Purpose: To summarize the evidence and determine the most effective impression technique for implant-supported prostheses in terms of accuracy, time efficiency, and patient preference in partially and completely edentulous arches.
Keywords: accuracy, conventional implant impression, digital implant impression, evidence-based dentistry, implant, overlap, patient preference, tertiary research, systematic review, R-AMSTAR
Materials and Methods: The searches were performed independently up to April 30, 2021 by two review authors through the Cochrane Oral Health Review, MEDLINE/PubMed, LILACS, and Science Direct databases. Moreover, manual and gray literature searches were performed to identify further potential reviews. Only English language–based systematic reviews with and without meta-analyses evaluating the different dental implant impression techniques were included. The outcomes assessed were accuracy, time efficiency, and patient preference. The methodologic quality of the included reviews was investigated by using the R-AMSTAR tool, and the degree of overlap of primary studies was assessed by calculating the percentage of corrected covered area (CCA) as proposed by Pieper et al.64
Results: The qualitative analysis included a total of 28 reviews, 8 of which included meta-analyses, published between 2008 and 2021, involving a total of 42 clinical trials and 203 laboratory studies. Digital vs conventional implant impression techniques were compared in 17 reviews, different digital impressions in 3 reviews, and different conventional impression techniques in the remaining reviews. Overall, the methodologic quality assessed by using the R-AMSTAR tool was moderate (mean: 26.7 ± 5.5) with slight overlap of primary studies (CCA; 5.23%).

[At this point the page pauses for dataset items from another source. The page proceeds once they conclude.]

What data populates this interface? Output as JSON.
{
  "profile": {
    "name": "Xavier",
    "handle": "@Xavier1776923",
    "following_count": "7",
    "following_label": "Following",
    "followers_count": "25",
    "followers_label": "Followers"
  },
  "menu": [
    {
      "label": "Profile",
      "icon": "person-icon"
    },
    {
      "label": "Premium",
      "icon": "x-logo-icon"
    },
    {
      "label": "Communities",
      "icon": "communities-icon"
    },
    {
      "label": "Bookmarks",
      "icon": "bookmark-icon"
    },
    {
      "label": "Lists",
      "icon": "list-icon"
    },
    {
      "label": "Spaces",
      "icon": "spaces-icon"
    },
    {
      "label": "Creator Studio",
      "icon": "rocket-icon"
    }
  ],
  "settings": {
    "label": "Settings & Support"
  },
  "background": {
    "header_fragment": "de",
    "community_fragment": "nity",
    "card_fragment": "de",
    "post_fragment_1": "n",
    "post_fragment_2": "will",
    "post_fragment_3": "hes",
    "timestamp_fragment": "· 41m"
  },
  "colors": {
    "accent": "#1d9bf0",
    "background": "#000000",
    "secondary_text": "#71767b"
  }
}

Conclusion: Within an overall moderate methodologic quality, the digital implant impressions showed favorable outcomes in terms of accuracy, time efficiency, and patient preference in partially edentulous arches involving three or fewer implants. However, the accuracy of full-arch digital impressions involving multiple implants is not satisfactory and needs significant improvements. Hence, future studies following stringent guidelines and robust methodology are recommended to substantiate the findings of this overview and provide a high level of evidence.